If your proposed project will involve any clinical/clinically related activities please read Policy Check 11: Clinical and Clinically Related Research.
11. Clinical and clinically related research
If your proposed research will include any of the clinical/clinically related activities listed below, the policies and standard operating procedures (SOPs) which govern it are available on the website of the Tayside Medical Science Centre (TASC) along with a route map for planning new clinical research.
Clinical/clinically related activities includes any research activity which involves:
- the investigation of the safety or efficacy of a medicine, foodstuff, medical device or placebo in humans
- patients or their carers in the NHS or a social care organisation
- the collection or use of human tissue samples, including those obtained from a tissue bank
- access to collections of patient data
- use of any NHS resources including staff time, clinical support services or NHS facilities
With respect to the undertaking of clinical trials of investigational medicinal products (CTIMPs), the University delegates particular responsibilities to NHS Tayside which are listed at: Governance of clinical trials.
TASC combines the research management services of the University and NHS Tayside and is a node of Health Services Scotland (HSS). Staff within TASC are available to help with sponsorship approvals, NHS Tayside permissions, trial or study management and governance or legal enquiry related to clinical or clinically related research. TASC is housed on level 3 of the Ninewells Hospital site and is co-located with the East of Scotland Research Ethics Service (EoSRES).
12. Use of animals in research
Whilst the University wishes to minimize the use of living animals in research wherever possible, it is recognised that procedures that involve animals continue to be necessary for the undertaking of many research projects.

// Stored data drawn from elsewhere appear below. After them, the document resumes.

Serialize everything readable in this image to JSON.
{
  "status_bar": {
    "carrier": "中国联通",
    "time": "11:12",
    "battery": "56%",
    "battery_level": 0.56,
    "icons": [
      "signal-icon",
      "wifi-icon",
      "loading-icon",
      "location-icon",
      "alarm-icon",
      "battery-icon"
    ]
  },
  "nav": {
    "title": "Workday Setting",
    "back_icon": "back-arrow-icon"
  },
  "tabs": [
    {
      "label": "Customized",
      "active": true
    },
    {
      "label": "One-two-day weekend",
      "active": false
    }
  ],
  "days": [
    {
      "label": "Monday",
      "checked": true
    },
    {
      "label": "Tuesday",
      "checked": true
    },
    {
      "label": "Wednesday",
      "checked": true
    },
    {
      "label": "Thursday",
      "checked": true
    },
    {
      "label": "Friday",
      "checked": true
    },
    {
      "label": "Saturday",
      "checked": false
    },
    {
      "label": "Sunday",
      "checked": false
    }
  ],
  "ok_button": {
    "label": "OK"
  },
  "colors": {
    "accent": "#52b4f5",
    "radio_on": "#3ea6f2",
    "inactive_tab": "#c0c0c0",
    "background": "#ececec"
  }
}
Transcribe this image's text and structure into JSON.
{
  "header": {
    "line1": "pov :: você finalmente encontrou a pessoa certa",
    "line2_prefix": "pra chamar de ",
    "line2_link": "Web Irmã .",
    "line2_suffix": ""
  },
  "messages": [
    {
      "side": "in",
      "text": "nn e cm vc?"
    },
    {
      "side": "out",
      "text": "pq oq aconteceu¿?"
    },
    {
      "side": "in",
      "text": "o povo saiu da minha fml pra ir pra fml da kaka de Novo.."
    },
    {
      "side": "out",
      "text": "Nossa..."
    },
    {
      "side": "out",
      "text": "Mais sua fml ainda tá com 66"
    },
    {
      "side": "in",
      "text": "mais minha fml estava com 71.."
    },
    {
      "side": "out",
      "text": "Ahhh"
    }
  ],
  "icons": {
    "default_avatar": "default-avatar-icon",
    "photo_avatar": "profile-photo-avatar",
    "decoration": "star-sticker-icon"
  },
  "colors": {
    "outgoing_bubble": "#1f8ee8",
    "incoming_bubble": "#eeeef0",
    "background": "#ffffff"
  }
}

Should your proposed project involve the use of animals you must familiarise yourself with the contents of the University’s Policy for the Use of Animals in Teaching and Research.

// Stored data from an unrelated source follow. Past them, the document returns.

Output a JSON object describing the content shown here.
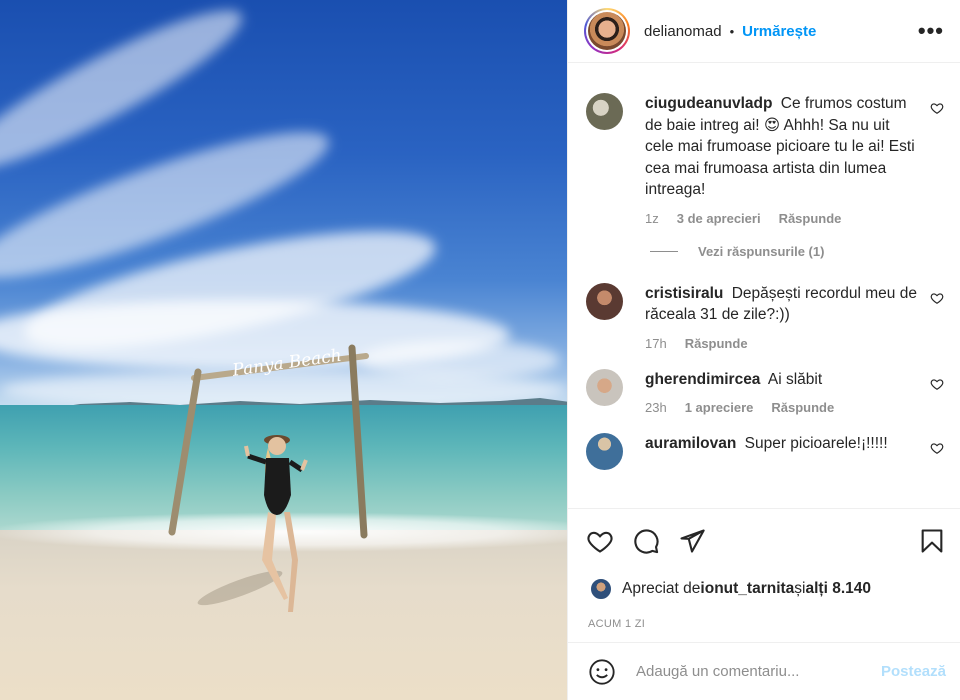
{
  "photo": {
    "alt_sign_text": "Panya Beach"
  },
  "header": {
    "username": "delianomad",
    "separator": "•",
    "follow_label": "Urmărește",
    "more_label": "•••"
  },
  "comments": [
    {
      "username": "ciugudeanuvladp",
      "text": "Ce frumos costum de baie intreg ai! 😍 Ahhh! Sa nu uit cele mai frumoase picioare tu le ai! Esti cea mai frumoasa artista din lumea intreaga!",
      "age": "1z",
      "likes": "3 de aprecieri",
      "reply_label": "Răspunde",
      "avatar_color": "#6b6a55"
    },
    {
      "username": "cristisiralu",
      "text": "Depășești recordul meu de răceala 31 de zile?:))",
      "age": "17h",
      "likes": "",
      "reply_label": "Răspunde",
      "avatar_color": "#5a3a32"
    },
    {
      "username": "gherendimircea",
      "text": "Ai slăbit",
      "age": "23h",
      "likes": "1 apreciere",
      "reply_label": "Răspunde",
      "avatar_color": "#c9c4bd"
    },
    {
      "username": "auramilovan",
      "text": "Super picioarele!¡!!!!!",
      "age": "",
      "likes": "",
      "reply_label": "",
      "avatar_color": "#3f6f9a"
    }
  ],
  "view_replies": "Vezi răspunsurile (1)",
  "likes_line": {
    "prefix": "Apreciat de ",
    "user": "ionut_tarnita",
    "middle": " și ",
    "others": "alți 8.140"
  },
  "timestamp": "ACUM 1 ZI",
  "add_comment": {
    "placeholder": "Adaugă un comentariu...",
    "post_label": "Postează"
  },
  "colors": {
    "accent": "#0095f6",
    "post_disabled": "#b2dffc",
    "muted": "#8e8e8e"
  }
}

The University Policy reflects and complements the law and associated Home Office Guidance. Before beginning work in a University facility, you must agree to abide by this Policy, and any local rules that may exist, by printing out and signing the associated form.
The University Policy requires authors and reviewers of manuscripts to abide by the Animal research: reporting of in vivo Experiments (ARRIVE) guidelines to ensure that experiments involving animals are published in sufficient detail for their validity to be assessed.
The University's statement on the use of animals in research describes the process for ensuring that the welfare "costs" that may be experienced by animals during your research project are minimized and consistent with legislative demands. You should also familiarise yourself with this statement.
If you have not already done so, please contact Biological Services (firstname.lastname@example.org) for further advice on the ethical, legal and practical issues that will have to be addressed before your project can start.
13. Additional approvals
It is important that you give careful thought to any additional guidelines, approvals or policy compliance that may be required before undertaking your research. You may, for example, require clearance from Disclosure Scotland, or approval of local education authorities, parents, or teachers. Your source of funding or professional body may also have issued guidelines, policies or regulations that must be adhered to. For further advice on non-clinical/non-clinically related research projects please contact the Convenor of the University's Research Ethics Committee Dr Beth Hannah and for clinical/clinically related projects contact the Senior Research Governance Manager, Tayside Medical Science Centre (TASC), Tricia Burns.